Era evidente que Rebollo sabía más de arcos y flechas que Sitting Bull, el jefe sioux, que acabó trabajando en un circo para Buffalo Bill. Y, en ese sentido, Rebollo se convirtió en el mejor asesor del gran Reyes Abades, el experto en efectos especiales de cine que debía encontrar la fórmula, la pócima, para que la cápsula que transportaba el fuego olímpico en la punta de la flecha, no se apagase.

«Aquello no era tarea fácil, la verdad. Es más», sigue contando Rebollo, «si Reyes Abades, cuyo primer intento fue una locura, pues se trató de un trozo de tubería de gas ¡Dios!, daba con el truco, lo demás, el lanzamiento, era coser y cantar. Bueno, no tanto, pero era lo menos difícil. Y, a base de probaturas, lo conseguimos».

Cuando Rebollo habla del resto del ejercicio está pensando en que él lanzaba con un arco a 40 o 50 libras y el olímpico, el que debía propulsar el vuelo prodigioso de esa flecha mágica y olímpica, debía ser de 80 libras, doble esfuerzo, pues salía a casi 300 kilómetros por hora del arco.

Rebollo triunfó, su flecha fugaz encendió el pebetero, iluminó el estadio, convirtió a Barcelona en el centro del mundo y la luz que provocó su flechazo fue máxima audiencia en el planeta.

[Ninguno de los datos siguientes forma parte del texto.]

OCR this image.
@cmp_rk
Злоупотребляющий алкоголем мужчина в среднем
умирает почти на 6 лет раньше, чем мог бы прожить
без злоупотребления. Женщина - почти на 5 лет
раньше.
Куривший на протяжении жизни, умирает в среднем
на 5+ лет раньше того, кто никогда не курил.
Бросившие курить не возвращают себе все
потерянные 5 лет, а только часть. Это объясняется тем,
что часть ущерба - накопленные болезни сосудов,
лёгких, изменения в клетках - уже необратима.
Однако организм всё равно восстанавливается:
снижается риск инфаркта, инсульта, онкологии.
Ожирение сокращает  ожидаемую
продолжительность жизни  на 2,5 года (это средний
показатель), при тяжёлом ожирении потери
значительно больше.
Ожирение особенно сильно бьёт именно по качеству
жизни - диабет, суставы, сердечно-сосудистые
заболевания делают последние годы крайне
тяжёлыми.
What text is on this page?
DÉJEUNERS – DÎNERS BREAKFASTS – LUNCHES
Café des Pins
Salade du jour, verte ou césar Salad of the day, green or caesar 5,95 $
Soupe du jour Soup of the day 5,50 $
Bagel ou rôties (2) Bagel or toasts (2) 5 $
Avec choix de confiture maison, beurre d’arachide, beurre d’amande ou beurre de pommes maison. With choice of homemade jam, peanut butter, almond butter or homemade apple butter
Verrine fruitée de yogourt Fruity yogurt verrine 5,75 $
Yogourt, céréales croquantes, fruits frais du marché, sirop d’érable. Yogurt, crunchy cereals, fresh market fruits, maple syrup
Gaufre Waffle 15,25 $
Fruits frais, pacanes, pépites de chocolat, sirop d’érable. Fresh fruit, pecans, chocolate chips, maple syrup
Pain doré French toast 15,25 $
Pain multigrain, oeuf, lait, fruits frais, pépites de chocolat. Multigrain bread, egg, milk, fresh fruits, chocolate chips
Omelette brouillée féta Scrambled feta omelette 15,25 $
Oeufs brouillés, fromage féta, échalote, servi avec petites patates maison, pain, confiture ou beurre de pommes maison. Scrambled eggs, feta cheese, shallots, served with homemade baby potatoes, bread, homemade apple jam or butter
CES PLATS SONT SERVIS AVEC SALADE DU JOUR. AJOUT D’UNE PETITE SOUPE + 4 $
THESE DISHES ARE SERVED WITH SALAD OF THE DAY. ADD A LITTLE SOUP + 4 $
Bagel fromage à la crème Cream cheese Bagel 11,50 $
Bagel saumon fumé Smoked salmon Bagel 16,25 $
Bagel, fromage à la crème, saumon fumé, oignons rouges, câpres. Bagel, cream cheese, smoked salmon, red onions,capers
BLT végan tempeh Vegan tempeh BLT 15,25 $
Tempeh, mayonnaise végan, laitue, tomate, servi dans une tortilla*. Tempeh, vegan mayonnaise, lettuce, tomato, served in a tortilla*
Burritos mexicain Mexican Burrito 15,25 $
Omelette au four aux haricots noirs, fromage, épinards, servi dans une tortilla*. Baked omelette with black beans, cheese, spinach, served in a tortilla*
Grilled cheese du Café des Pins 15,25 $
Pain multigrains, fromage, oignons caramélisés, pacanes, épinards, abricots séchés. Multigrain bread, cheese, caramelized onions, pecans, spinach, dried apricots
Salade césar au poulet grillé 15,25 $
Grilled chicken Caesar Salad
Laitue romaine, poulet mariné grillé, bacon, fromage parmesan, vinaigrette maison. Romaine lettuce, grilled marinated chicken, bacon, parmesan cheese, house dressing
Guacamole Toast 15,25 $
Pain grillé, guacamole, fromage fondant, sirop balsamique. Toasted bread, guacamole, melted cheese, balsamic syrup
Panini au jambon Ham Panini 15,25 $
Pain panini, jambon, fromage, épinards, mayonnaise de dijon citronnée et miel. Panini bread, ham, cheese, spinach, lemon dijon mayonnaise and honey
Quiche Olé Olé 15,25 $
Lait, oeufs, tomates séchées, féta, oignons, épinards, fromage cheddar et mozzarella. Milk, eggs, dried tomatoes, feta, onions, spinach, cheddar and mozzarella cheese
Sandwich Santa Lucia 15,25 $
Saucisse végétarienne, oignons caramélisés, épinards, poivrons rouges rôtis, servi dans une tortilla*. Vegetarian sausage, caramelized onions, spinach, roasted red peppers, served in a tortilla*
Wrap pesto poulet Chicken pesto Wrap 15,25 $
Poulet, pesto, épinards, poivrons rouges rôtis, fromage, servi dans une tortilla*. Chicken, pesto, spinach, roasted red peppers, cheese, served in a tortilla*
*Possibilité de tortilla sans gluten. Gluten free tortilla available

Y, ahora, él sigue en su taller del popular barrio de San Blas, pidiéndole a su compañero de trabajo que apague un momento la sierra «porque estoy hablando con este periodista, que me está haciendo una entrevista». Y, minutos después, encolara un estante «porque, Emilio, esto de ser ebanista, ya no es lo que era».